Depois do baixo astral do post anterior (que não foi exclusivo deste blog, a julgar pela ampla repercussão dos problemas da Parada, no mundo real e no virtual), eu pensei que poderia escrever algo com um tom mais alegre. Mas eis que fui surpreendido por notícias ainda mais tristes. Um dos vários homossexuais que foram atacados nas imediações da Parada Gay acaba de falecer, conforme divulgou a Santa Casa. Marcelo Campos Barros tinha 35 anos e sofreu traumatismo craniano após ser barbaramente linchado por um grupo de skinheads na rua Araújo.
O outro episódio felizmente não resultou em morte, mas foi ainda mais absurdo: não aconteceu na rua, mas dentro de uma casa noturna - onde, supostamente, todos nós estamos a salvo da barbárie e protegidos pela segurança do estabelecimento. Na madrugada desta segunda, Celso Neto, 44, estava no camarote da Cantho, no Largo do Arouche, quando foi cercado e espancado por outros cinco freqüentadores da boate. Levou cabeçadas no rosto, foi jogado no chão, chutado incontáveis vezes pelo corpo e na cabeça, perdeu quatro dentes e teve o nariz quebrado. Se os pontapés na cabeça tivessem sido mais sérios, ele provavelmente teria morrido ali mesmo, já que permaneceu no chão do clube por quarenta minutos sem receber qualquer tipo de assistência. Os agressores deixaram o recinto normalmente, sem que fossem incomodados. E a segurança da casa? Nada soube e nada viu. (E a casa não teve a pachorra de tirar dinheiro do bolso de Celso para quitar a comanda? Boicote neles!)
Os dois crimes aconteceram em circunstâncias diferentes, mas por motivos igualmente fúteis. Marcelo foi exterminado pelo simples fato de ser gay e andar na rua. Celso esbarrou sem querer em uma travesti, pediu desculpas a ela, mas isso não foi suficiente para evitar que fosse espancado pelos marginais que a acompanhavam.
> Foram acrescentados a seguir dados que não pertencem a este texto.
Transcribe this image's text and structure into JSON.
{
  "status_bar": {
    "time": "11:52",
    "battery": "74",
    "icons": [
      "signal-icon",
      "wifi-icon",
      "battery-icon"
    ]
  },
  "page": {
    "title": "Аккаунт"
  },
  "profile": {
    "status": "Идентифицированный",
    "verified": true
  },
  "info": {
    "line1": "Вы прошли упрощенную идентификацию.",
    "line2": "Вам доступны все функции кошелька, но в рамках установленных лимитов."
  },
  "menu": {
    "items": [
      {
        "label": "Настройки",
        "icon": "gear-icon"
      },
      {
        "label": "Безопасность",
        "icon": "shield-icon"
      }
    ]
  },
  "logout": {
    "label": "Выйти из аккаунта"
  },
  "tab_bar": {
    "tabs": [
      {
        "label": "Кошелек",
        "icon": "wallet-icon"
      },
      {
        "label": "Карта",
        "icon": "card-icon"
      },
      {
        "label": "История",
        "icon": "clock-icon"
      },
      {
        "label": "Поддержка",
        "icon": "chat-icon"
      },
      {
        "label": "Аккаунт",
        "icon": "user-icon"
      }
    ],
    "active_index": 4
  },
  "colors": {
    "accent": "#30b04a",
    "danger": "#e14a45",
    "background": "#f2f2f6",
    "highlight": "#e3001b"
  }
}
Tudo isso mostra o quanto estamos expostos à violência, mesmo dentro da redoma imaginária em que nos colocamos. Se, no segundo caso, existe um responsável fácil de identificar (o clube, que tem o dever de zelar pela integridade física dos clientes dentro de suas dependências), no primeiro a culpa se dilui: é o poder público que não dá conta de promover policiamento suficiente, são os grupos homofóbicos que semeiam o ódio e a intolerância, são os evangélicos que barram o PLC 122 no Congresso, é o "Brasil inteiro" que "está violento", e por aí vai. Estamos mesmo num mato sem cachorro. Só nos resta pedir ajuda ao anjo da guarda, ou talvez a São Sebastião.
Vale lembrar que há pelo menos outras três pessoas que permanecem internadas em estado grave depois de terem sido agredidas nas imediações da Parada. Mas o mais surreal de tudo foi ler, em um dos vários blogs que noticiaram essas desgraças, o comentário de um homem gay (!) que tentou minimizar a gravidade dos fatos, alegando que "estatisticamente, estes incidentes são insignificantes". Dá para acreditar numa coisa dessas? Não vou nem comentar.
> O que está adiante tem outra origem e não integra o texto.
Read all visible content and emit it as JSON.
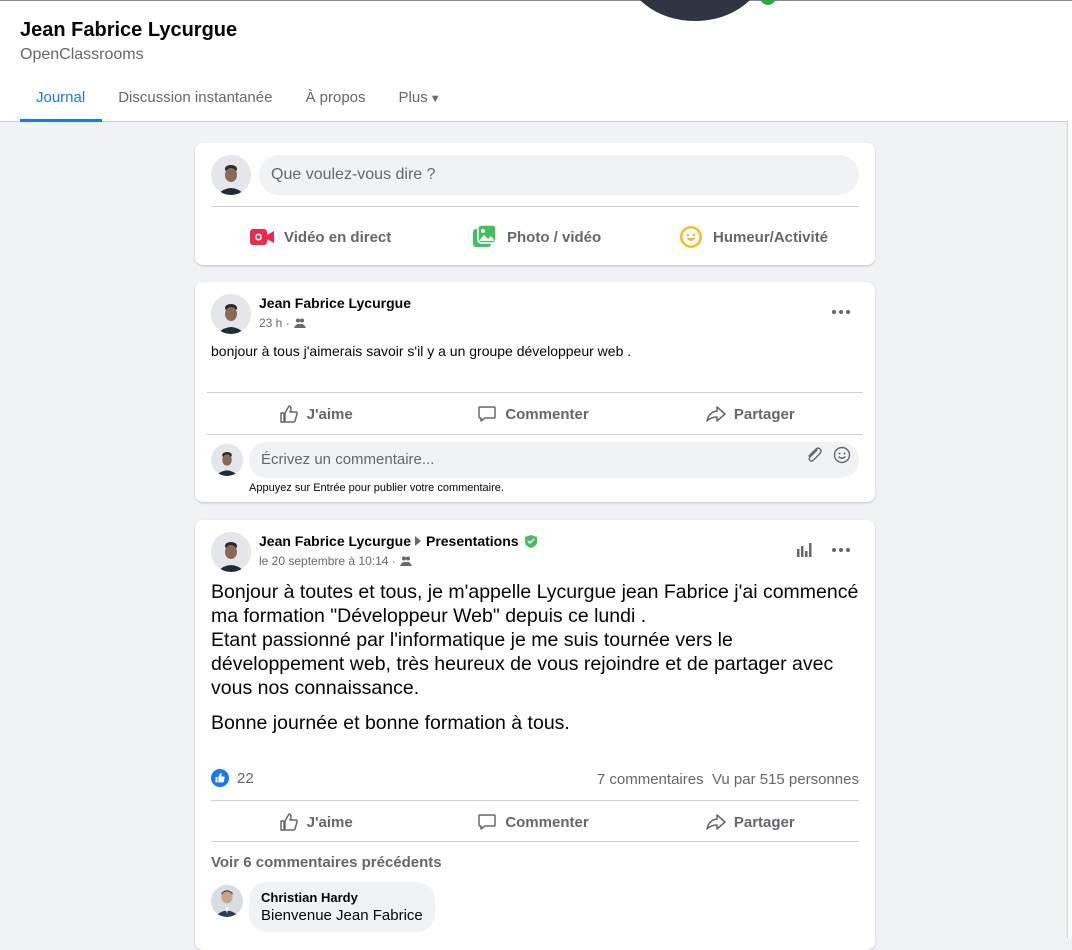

Se, ao contrário do cavalheiro, você não acha que esses episódios são "insignificantes", mostre ao mundo sua opinião: apareça no protesto contra os ataques homofóbicos que a APOGLBT está organizando neste sábado (20/6), às 19h, na Praça da República. Não vivemos dizendo que a Parada perdeu o sentido político? Taí uma boa chance de tentar recuperá-lo.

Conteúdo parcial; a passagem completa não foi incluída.